What I learned about remote work from Slack’s Stewart Butterfield and Atlassian’s Mike Cannon-Brookes

- September 15, 2020 3 MIN READ
The Slack and Atlassian founders chat about the future of remote work, remotely.
I recently sat down for a Slack Sessions virtual panel with Stewart Butterfield, CEO of Slack, and Mike Cannon-Brookes, CEO of Atlassian, to discuss what they’ve learnt this year.

Their organisations, along with many others around the world, have dealt with the lightning speed transition to remote work.

Stewart and Mike have unique perspectives on this topic.

Both at the helm of tech companies at the forefront of digital transformation, they have played an instrumental role in helping organisations adapt to this disruption of work, while navigating their own companies through that same disruption.

The shift to remote work’s impact

Right now we’re all participating in the world’s largest telecommunication experiment.

Earlier this year, organisations had to adapt to having a distributed workforce in a matter of weeks, even days. Organisations that were already flexible in their approach were able, on the whole, to take this transition in their stride, while more traditional organisations struggled to adapt.

Julie Walker Head of Marketing, APAC, Slack. Photo: Supplied

Stewart mentioned that one of the greatest obstacles organisations have faced during the past few months has been how to effectively communicate and collaborate. With the sudden shift, pre-existing inefficiencies have been exposed.

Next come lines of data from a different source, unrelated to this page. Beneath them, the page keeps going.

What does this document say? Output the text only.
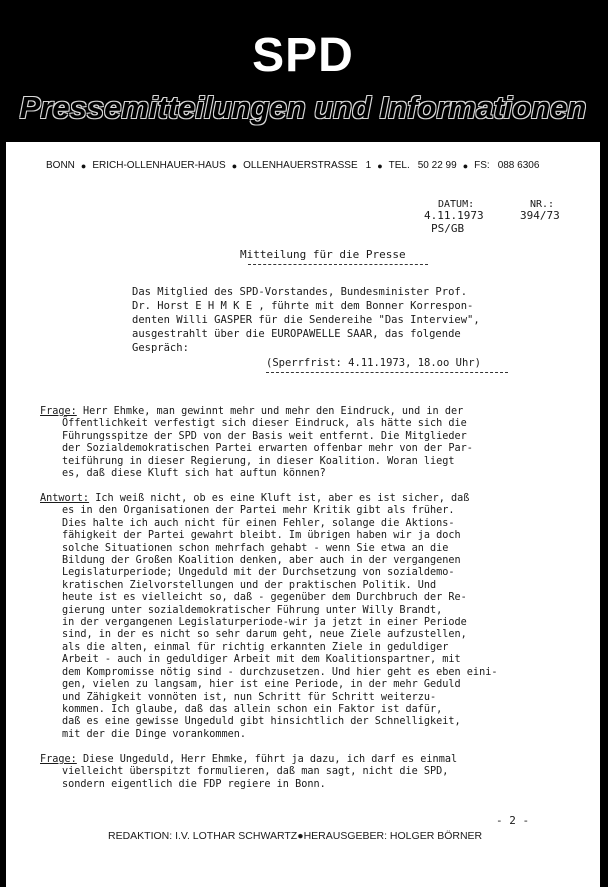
SPD
Pressemitteilungen und Informationen
BONN ● ERICH-OLLENHAUER-HAUS ● OLLENHAUERSTRASSE 1 ● TEL. 50 22 99 ● FS: 088 6306
DATUM:	NR.:
4.11.1973	394/73
PS/GB
Mitteilung für die Presse

Das Mitglied des SPD-Vorstandes, Bundesminister Prof.

Dr. Horst E H M K E , führte mit dem Bonner Korrespon-

denten Willi GASPER für die Sendereihe "Das Interview",

ausgestrahlt über die EUROPAWELLE SAAR, das folgende

Gespräch:

(Sperrfrist: 4.11.1973, 18.oo Uhr)

Frage: Herr Ehmke, man gewinnt mehr und mehr den Eindruck, und in der

Öffentlichkeit verfestigt sich dieser Eindruck, als hätte sich die

Führungsspitze der SPD von der Basis weit entfernt. Die Mitglieder

der Sozialdemokratischen Partei erwarten offenbar mehr von der Par-

teiführung in dieser Regierung, in dieser Koalition. Woran liegt

es, daß diese Kluft sich hat auftun können?

Antwort: Ich weiß nicht, ob es eine Kluft ist, aber es ist sicher, daß

es in den Organisationen der Partei mehr Kritik gibt als früher.

Dies halte ich auch nicht für einen Fehler, solange die Aktions-

fähigkeit der Partei gewahrt bleibt. Im übrigen haben wir ja doch

solche Situationen schon mehrfach gehabt - wenn Sie etwa an die

Bildung der Großen Koalition denken, aber auch in der vergangenen

Legislaturperiode; Ungeduld mit der Durchsetzung von sozialdemo-

kratischen Zielvorstellungen und der praktischen Politik. Und

heute ist es vielleicht so, daß - gegenüber dem Durchbruch der Re-

gierung unter sozialdemokratischer Führung unter Willy Brandt,

in der vergangenen Legislaturperiode-wir ja jetzt in einer Periode

sind, in der es nicht so sehr darum geht, neue Ziele aufzustellen,

als die alten, einmal für richtig erkannten Ziele in geduldiger

Arbeit - auch in geduldiger Arbeit mit dem Koalitionspartner, mit

dem Kompromisse nötig sind - durchzusetzen. Und hier geht es eben eini-

gen, vielen zu langsam, hier ist eine Periode, in der mehr Geduld

und Zähigkeit vonnöten ist, nun Schritt für Schritt weiterzu-

kommen. Ich glaube, daß das allein schon ein Faktor ist dafür,

daß es eine gewisse Ungeduld gibt hinsichtlich der Schnelligkeit,

mit der die Dinge vorankommen.

Frage: Diese Ungeduld, Herr Ehmke, führt ja dazu, ich darf es einmal

vielleicht überspitzt formulieren, daß man sagt, nicht die SPD,

sondern eigentlich die FDP regiere in Bonn.

- 2 -
REDAKTION: I.V. LOTHAR SCHWARTZ●HERAUSGEBER: HOLGER BÖRNER
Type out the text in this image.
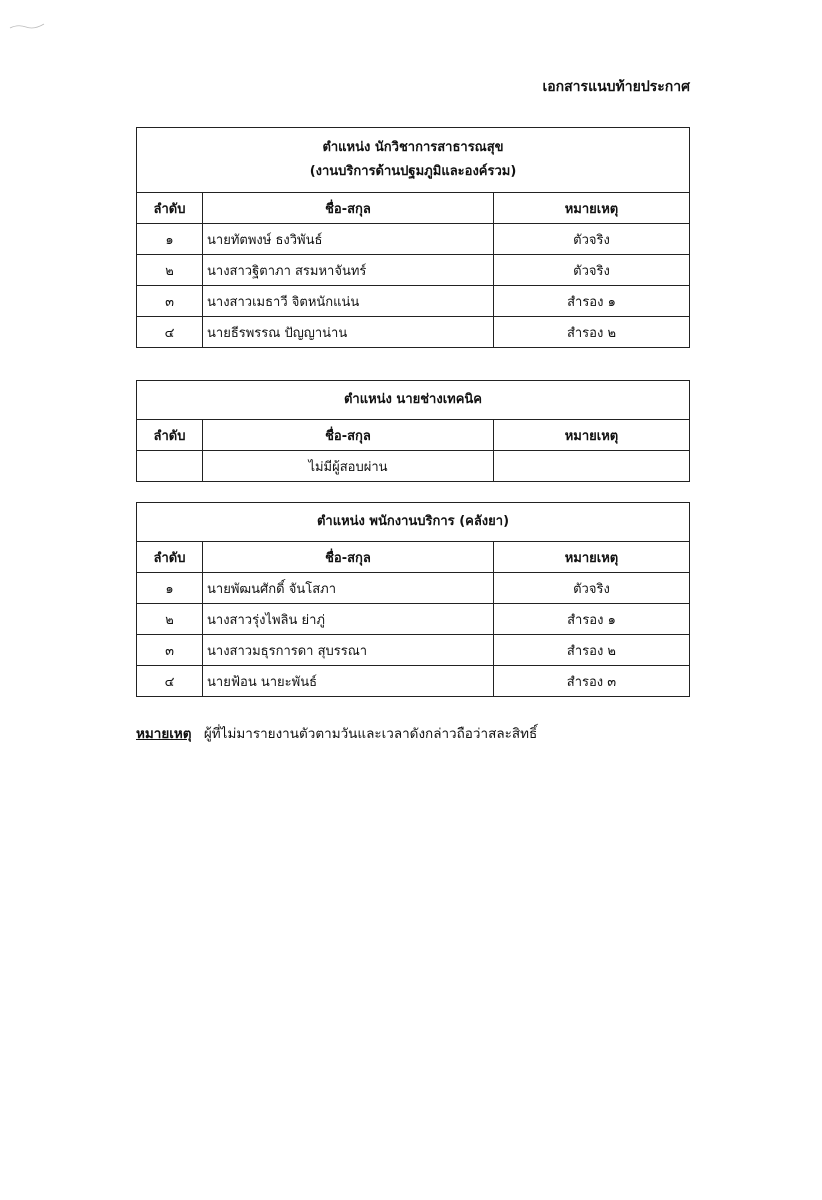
เอกสารแนบท้ายประกาศ
ตำแหน่ง นักวิชาการสาธารณสุข
(งานบริการด้านปฐมภูมิและองค์รวม)		

ลำดับ	ชื่อ-สกุล	หมายเหตุ
๑	นายทัตพงษ์ ธงวิพันธ์	ตัวจริง
๒	นางสาวฐิตาภา สรมหาจันทร์	ตัวจริง
๓	นางสาวเมธาวี จิตหนักแน่น	สำรอง ๑
๔	นายธีรพรรณ ปัญญาน่าน	สำรอง ๒
ตำแหน่ง นายช่างเทคนิค		
ลำดับ	ชื่อ-สกุล	หมายเหตุ
	ไม่มีผู้สอบผ่าน	
ตำแหน่ง พนักงานบริการ (คลังยา)		
ลำดับ	ชื่อ-สกุล	หมายเหตุ
๑	นายพัฒนศักดิ์ จันโสภา	ตัวจริง
๒	นางสาวรุ่งไพลิน ย่าภู่	สำรอง ๑
๓	นางสาวมธุรการดา สุบรรณา	สำรอง ๒
๔	นายฟ้อน นายะพันธ์	สำรอง ๓
หมายเหตุ ผู้ที่ไม่มารายงานตัวตามวันและเวลาดังกล่าวถือว่าสละสิทธิ์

Mike asked us to consider what the future of work might look like, if organisations placed less emphasis on traditional office spaces, and more on spaces where people can come together to brainstorm or work collaboratively, combined with working remotely.

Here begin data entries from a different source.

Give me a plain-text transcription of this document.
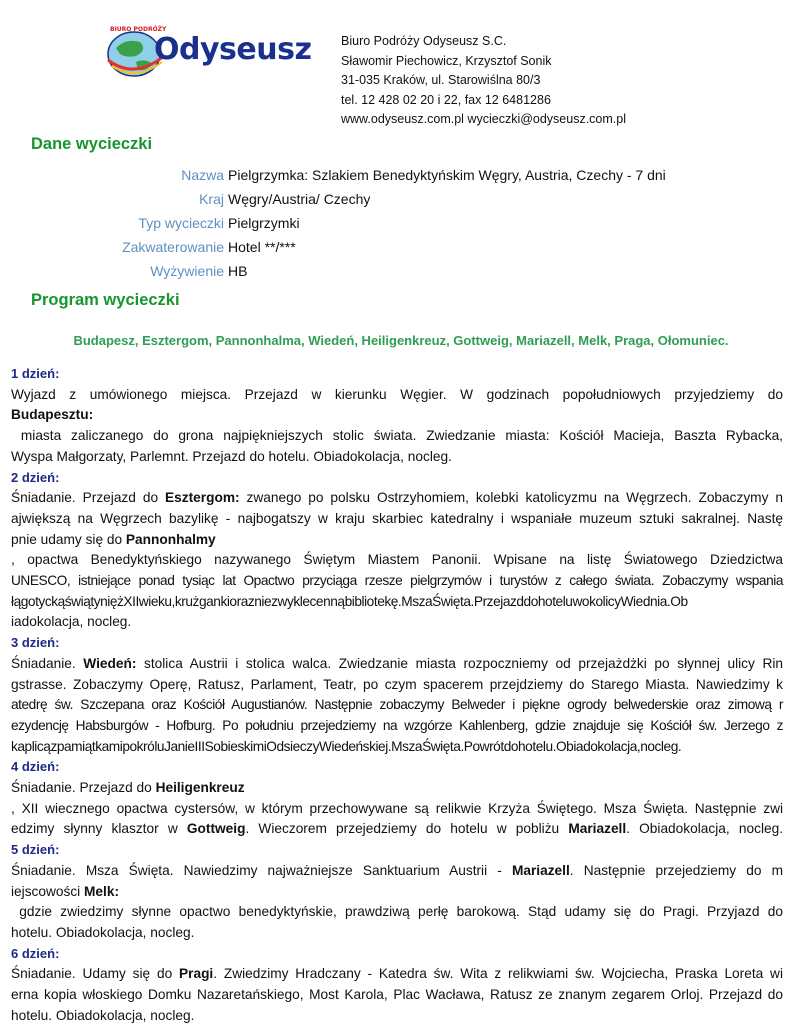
BIURO PODRÓŻY
Odyseusz Biuro Podróży Odyseusz S.C.
Sławomir Piechowicz, Krzysztof Sonik
31-035 Kraków, ul. Starowiślna 80/3
tel. 12 428 02 20 i 22, fax 12 6481286
www.odyseusz.com.pl wycieczki@odyseusz.com.pl
Dane wycieczki
Nazwa Pielgrzymka: Szlakiem Benedyktyńskim Węgry, Austria, Czechy - 7 dni
Kraj Węgry/Austria/ Czechy
Typ wycieczki Pielgrzymki
Zakwaterowanie Hotel **/***
Wyżywienie HB
Program wycieczki
Budapesz, Esztergom, Pannonhalma, Wiedeń, Heiligenkreuz, Gottweig, Mariazell, Melk, Praga, Ołomuniec.
1 dzień:
Wyjazd z umówionego miejsca. Przejazd w kierunku Węgier. W godzinach popołudniowych przyjedziemy do
Budapesztu:
miasta zaliczanego do grona najpiękniejszych stolic świata. Zwiedzanie miasta: Kościół Macieja, Baszta Rybacka,
Wyspa Małgorzaty, Parlemnt. Przejazd do hotelu. Obiadokolacja, nocleg.
2 dzień:
Śniadanie. Przejazd do Esztergom: zwanego po polsku Ostrzyhomiem, kolebki katolicyzmu na Węgrzech. Zobaczymy n
ajwiększą na Węgrzech bazylikę - najbogatszy w kraju skarbiec katedralny i wspaniałe muzeum sztuki sakralnej. Nastę
pnie udamy się do Pannonhalmy
, opactwa Benedyktyńskiego nazywanego Świętym Miastem Panonii. Wpisane na listę Światowego Dziedzictwa
UNESCO, istniejące ponad tysiąc lat Opactwo przyciąga rzesze pielgrzymów i turystów z całego świata. Zobaczymy wspania
łągotyckąświątyniężXIIwieku,krużgankiorazniezwyklecennąbibliotekę.MszaŚwięta.PrzejazddohoteluwokolicyWiednia.Ob
iadokolacja, nocleg.
3 dzień:
Śniadanie. Wiedeń: stolica Austrii i stolica walca. Zwiedzanie miasta rozpoczniemy od przejażdżki po słynnej ulicy Rin
gstrasse. Zobaczymy Operę, Ratusz, Parlament, Teatr, po czym spacerem przejdziemy do Starego Miasta. Nawiedzimy k
atedrę św. Szczepana oraz Kościół Augustianów. Następnie zobaczymy Belweder i piękne ogrody belwederskie oraz zimową r
ezydencję Habsburgów - Hofburg. Po południu przejedziemy na wzgórze Kahlenberg, gdzie znajduje się Kościół św. Jerzego z
kaplicązpamiątkamipokróluJanieIIISobieskimiOdsieczyWiedeńskiej.MszaŚwięta.Powrótdohotelu.Obiadokolacja,nocleg.
4 dzień:
Śniadanie. Przejazd do Heiligenkreuz
, XII wiecznego opactwa cystersów, w którym przechowywane są relikwie Krzyża Świętego. Msza Święta. Następnie zwi
edzimy słynny klasztor w Gottweig. Wieczorem przejedziemy do hotelu w pobliżu Mariazell. Obiadokolacja, nocleg.
5 dzień:
Śniadanie. Msza Święta. Nawiedzimy najważniejsze Sanktuarium Austrii - Mariazell. Następnie przejedziemy do m
iejscowości Melk:
gdzie zwiedzimy słynne opactwo benedyktyńskie, prawdziwą perłę barokową. Stąd udamy się do Pragi. Przyjazd do
hotelu. Obiadokolacja, nocleg.
6 dzień:
Śniadanie. Udamy się do Pragi. Zwiedzimy Hradczany - Katedra św. Wita z relikwiami św. Wojciecha, Praska Loreta wi
erna kopia włoskiego Domku Nazaretańskiego, Most Karola, Plac Wacława, Ratusz ze znanym zegarem Orloj. Przejazd do
hotelu. Obiadokolacja, nocleg.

Employees should be supported to work where and how they want. For employees who want to go into the office, there is a space that suits their needs. For those wanting to work remotely, they should be given the trust and flexibility to do so.

Staying aligned and agile

A fundamental challenge for organisations – made in some cases more difficult by COVID-19 – is one of alignment, which can be more challenging with a distributed workforce.

Both Mike and Stewart agree that organisations with a clear mission and well-established values have found it easier to keep their teams aligned and on track.

Agility has proven to be a key differentiator. Truly agile companies are able to respond to the external environment and reshape their offerings, services and products accordingly.

According to Mike, businesses need to constantly be asking themselves: “Am I heading in the right direction?” Then reflect on their learnings, reset their compass and move forward.

Open leadership

Throughout the pandemic, increased pressure has been placed on leaders to ensure that employees feel supported. Mike and Stewart agree that for leaders to truly connect with their people and improve engagement, they should open the conversation up.

One of the most effective things a leader can do is empower and entrust their employees, while ensuring expectations are clear and transparent. This engenders loyalty, a sense of common purpose and keeps teams aligned to business objectives.

As companies, Slack and Atlassian were quick to act in communicating and executing on plans to go remote back in March.

Following initial announcements, the teams at Slack and Atlassian had transitioned to a distributed global workforce in less than 48 hours.

During the transition, both leaders kept the lines of communication open with employees about the transition and how this would be supported by the organisation.

Never waste a crisis

I will give the final words to Stewart, who spoke about embracing the opportunity, at this unprecedented time, to make changes that will ensure we emerge better and stronger in the long term.

“Never waste a crisis. There’s never going to be a time, I hope, in our lifetimes, where change is as cheap as it is now,” Stewart said.

“When I look back at things that I regret most, or the worst decisions that we’ve made over the last many years, it’s been not reorganising in this way that makes more sense because people don’t like reorgs.

“This is the time to look at anything that you were doing in the old world that was ineffective or inefficient, or that didn’t work for employees, or that didn’t work for customers, and change it.

“A crisis does create opportunities that wouldn’t otherwise exist. I would say, take advantage of that, move quickly to make the changes that you always wanted to, or that you’re newly aware are desirable, because this moment won’t last.”